La troisième chimiothérapie approchant, les forces d’Anne diminuent. Philippe se souvient. «Elle n’avait pas mangé depuis deux mois. Je n’ai plus de famille ils sont tous morts d’un cancer, j’ai pris le taureau par les cornes, je lui ai donné un peu d’huile. Une heure après, elle m’a demandé à manger. Pour nous c’était une victoire. A chaque gélule prise, elle arrivait à s’alimenter. Le THC lui enlevait ses nausées et lui redonnait de l’appétit. Sans énergie, se battre contre la maladie est impossible, dit le fils en jetant un regard vers sa mère prostrée.
La maladie n’a pas de frontière. Elle a décimé ma famille. Pourquoi créer une frontière pour un traitement alors que si on fait 400 bornes pour aller en Belgique ou en Espagne, on peut être aidé ?»
«Le temps des malades n’est pas le temps de la justice»
Petit à petit, Philippe Pruvot perfectionne ses équipements et son «médicament par fonction», comme le qualifie l’experte de l’agence régionale de santé dans son rapport. La procureure de la République s’interroge : «C’est la troisième fois que M. Pruvot est convoqué pour des infractions liées aux stupéfiants. Qu’est ce qui pourrait l’arrêter ?

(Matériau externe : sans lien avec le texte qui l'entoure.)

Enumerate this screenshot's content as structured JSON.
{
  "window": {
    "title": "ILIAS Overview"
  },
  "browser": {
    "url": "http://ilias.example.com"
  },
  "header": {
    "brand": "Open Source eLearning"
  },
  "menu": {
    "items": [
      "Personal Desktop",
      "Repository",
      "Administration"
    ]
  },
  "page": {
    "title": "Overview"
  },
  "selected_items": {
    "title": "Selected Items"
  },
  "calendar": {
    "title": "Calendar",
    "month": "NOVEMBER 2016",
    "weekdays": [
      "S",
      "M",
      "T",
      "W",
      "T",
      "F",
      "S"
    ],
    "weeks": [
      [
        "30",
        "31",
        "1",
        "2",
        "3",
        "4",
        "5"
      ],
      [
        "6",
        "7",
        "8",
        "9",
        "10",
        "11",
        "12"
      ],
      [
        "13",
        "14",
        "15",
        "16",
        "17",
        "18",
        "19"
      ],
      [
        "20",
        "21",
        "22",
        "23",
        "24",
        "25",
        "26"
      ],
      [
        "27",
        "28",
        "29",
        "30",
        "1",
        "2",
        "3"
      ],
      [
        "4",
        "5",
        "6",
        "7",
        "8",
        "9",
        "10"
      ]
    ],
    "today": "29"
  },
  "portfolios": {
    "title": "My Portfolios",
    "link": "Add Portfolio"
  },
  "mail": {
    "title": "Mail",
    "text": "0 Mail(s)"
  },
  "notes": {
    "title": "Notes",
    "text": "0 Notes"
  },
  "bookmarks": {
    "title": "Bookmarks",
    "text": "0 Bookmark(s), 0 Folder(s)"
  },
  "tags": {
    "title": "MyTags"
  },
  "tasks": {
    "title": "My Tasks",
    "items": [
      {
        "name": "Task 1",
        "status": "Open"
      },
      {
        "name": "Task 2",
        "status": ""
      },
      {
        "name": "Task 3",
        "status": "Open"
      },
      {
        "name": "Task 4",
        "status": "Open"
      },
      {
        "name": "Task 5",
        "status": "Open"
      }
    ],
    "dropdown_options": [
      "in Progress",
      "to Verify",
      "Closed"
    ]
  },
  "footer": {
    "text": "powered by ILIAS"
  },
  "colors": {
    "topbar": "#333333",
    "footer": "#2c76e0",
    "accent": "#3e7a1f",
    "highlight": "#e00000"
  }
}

Tout au cours de la procédure, il a reconnu les faits et revendiqué les bienfaits du cannabis. Qui n’est pas légal. Et monsieur n’a aucune compétence pour prescrire des médicaments. On entend son souhait qu’il aurait aimé porter la blouse blanche, or il n’a aucun diplôme, aucune formation dans le domaine de la médecine.»
Avec de faibles doses de cannabis, il aide des proches et «son nom tourne dans le milieu des maladies rares», rappelle Ingrid Metton, qui pointe dans sa plaidoirie «la pharmacopée incomplète de la France» et rappelle que «le cannabis est prohibé depuis 1950 alors que la première preuve de ses bienfaits thérapeutiques remonte à 3 000 ans avant Jésus Christ».
«Vous dites que M. Pruvot n’est pas médecin et donc qu’il ne peut pas faire de prescriptions. Or en réalité, personne ne peut prescrire du cannabis. Les médecins ne font que renvoyer les patients vers des gens comme M. Pruvot, souligne l’avocate. Le temps des malades n’est pas le temps de la justice.»
Parkinson, épilepsie, cancer, scléroses en plaques. Jusqu’à son interpellation, près de soixante personnes en souffrance font appel à lui, dont la mère d’un enfant de 10 ans en fin de vie, pesant tout juste 10 kg. «Après la première goutte de cannabis, son fils a commencé à aller mieux. J’ai coupé les ponts avec tout le monde depuis le moment de mon arrestation, mais je sais qu’il a réussi à intégrer l’expérimentation du cannabis médical en France», avance Philippe face aux juges qui le questionnent sur son activité. Jamais «un salaire de versé», pointe-t-il, lui qui «vivotait» grâce à son site de vente en ligne de produits de vapotage. Sa gélule de cannabis, il l’offrait ou la vendait à 20 centimes, de quoi rentrer dans ses frais.
A l’issue de l’audience, la procureure requiert une peine de trois ans de prison dont un an de sursis probatoire sur une période de deux ans, l’interdiction d’exercer une activité paramédicale pour une durée de cinq ans et l’obligation d’indemniser les «victimes», comprendre les malades approvisionnés en gélules ou huiles par Philippe Pruvot. Aucun ne s’est constitué partie civile. Ni n’est venu à la barre, que ce soit pour accabler ou le soutenir. «On en a bien contacté, mais tous avaient peur de venir témoigner. Ces personnes continuent d’utiliser du cannabis», pointe l’avocate. La décision du tribunal est attendue pour le 14 décembre.